Poeta alemán Carrasco in memoriam o Carrasquiano en la cima de la montaña: esto no es una elegía

El lunes a primera hora recibí un mensaje de Italo Berríos, de Ancud, diciéndome que había muerto Germán Carrasco. Una punzada atravesó mi pecho, el dolor agudo y punzante de quien pierde a un querido amigo, en el oficio de escritor, en el ejercicio de una camaradería que existe desde hace muchos años.

Su muerte me recordó aquellas líneas de su poema “Oda a un cuaderno”: un solo ser humano / que piensa: (a) el cobre no se oxida / (b) la roca es ligera y (c) cada poema / es un regalo / hecho con devoción y (d) / el cuerpo es caucho o acero: / aguanta que ni siquiera imaginan / y lo que cortan en él / crece en abundancia / como el lagarto (sagrado / para la tribu de la infancia / en el rito del microscopio / y la tortura).

Evoco a Germán, el príncipe carrasquiano, como algunos lo llamábamos, con su delgadez nerviosa, sus gestos exagerados y nerviosos, su visceralidad, su mirada de humor vidrioso, su sonrisa de niño que ha robado una mermelada.

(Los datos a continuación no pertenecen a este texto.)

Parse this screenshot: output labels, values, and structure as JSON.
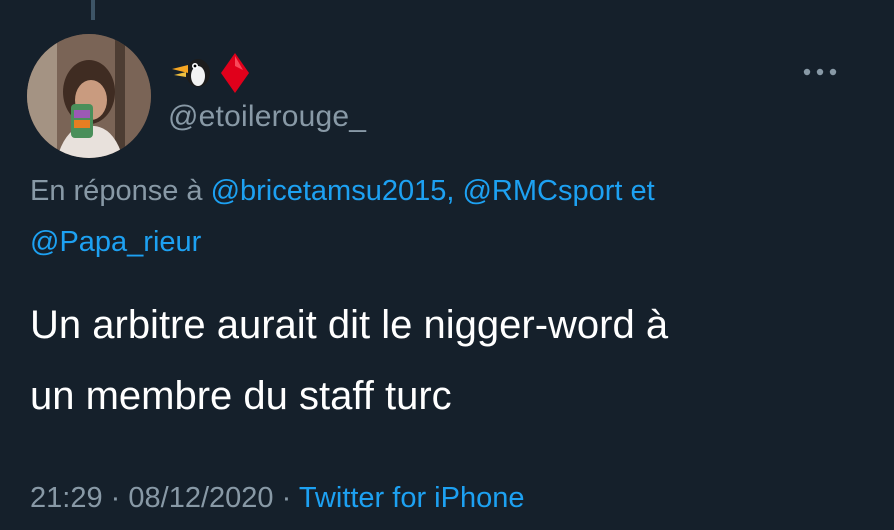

En mi opinión es un poeta superior, el mejor de mi generación y, me atrevo a decir, de varias generaciones. Quizás el más rockero de nuestros poetas y cuya incorrección política fue su carta de presentación. Con solo mencionarlo puedo ver ninjas saltando sobre la página blanca, arroyos, brillo frente a oscuridad, trabajadores descargando bolsas de harina casi como fantasmas, un chungungo nadando sobre sus espaldas, montañas que invitan a la hazaña de escalarlas, found footage en los que el anonimato tendrá un papel supremo, todo un espacio de voces y sobresaltos emanados de diferentes tiempos. Quiero decir que en su literatura convivía lo que algunos incautos llaman «alta cultura» con referencias muy vitalistas, que provenían del pop, del dialecto que rodea el casco urbano, especialmente las calles de Independencia, casi su lugar esencial. En mi opinión, la poesía de Carrasco desciende (en la preocupación de dudar constantemente de la validez declarativa de la palabra) de Enrique Lihn, probablemente el padre espiritual de la generación de los noventa. También porque sostuvo que la antipoética no debe ser programática, a la manera de su leñador Carver y Cobain, que es fabricado en Oriente por una bella menor Mao Tse Tung y que termina sirviendo de trapo para pulir el trofeo de un club que no existe, proceso análogo al viaje mestizo, intertextual, laborioso, crepitante de un poema.

Y su oralidad también caminaba de la mano de su prosodia ya que podía ir de Sor Juana Inés de la Cruz a Duran Duran, de Coleridge a the Cure, y las referencias encontraban una inesperada complicidad del discurso, un engranaje templado en el metal indestructible de sonidos y reminiscencias. Su poesía se nutre profundamente de la tradición anglo, en particular de Shakespeare, John Landry, Robert Creeley, pero, al mismo tiempo, constituye un punto de inflexión en torno a experiencias sorprendentes y específicas de nuestra poesía: “Tala” de Gabriela Mistral en su carácter pétreo y atonal; “Estravagario” de Pablo Neruda, en su dimensión lúdica y desenfadada; “La escritura de Raimundo Contreras” de Pablo de Rokha, en la configuración de una voz muy personal capaz de restaurar un universo perdido o ausente; “Virus” de Gonzalo Millán, desde otro ángulo.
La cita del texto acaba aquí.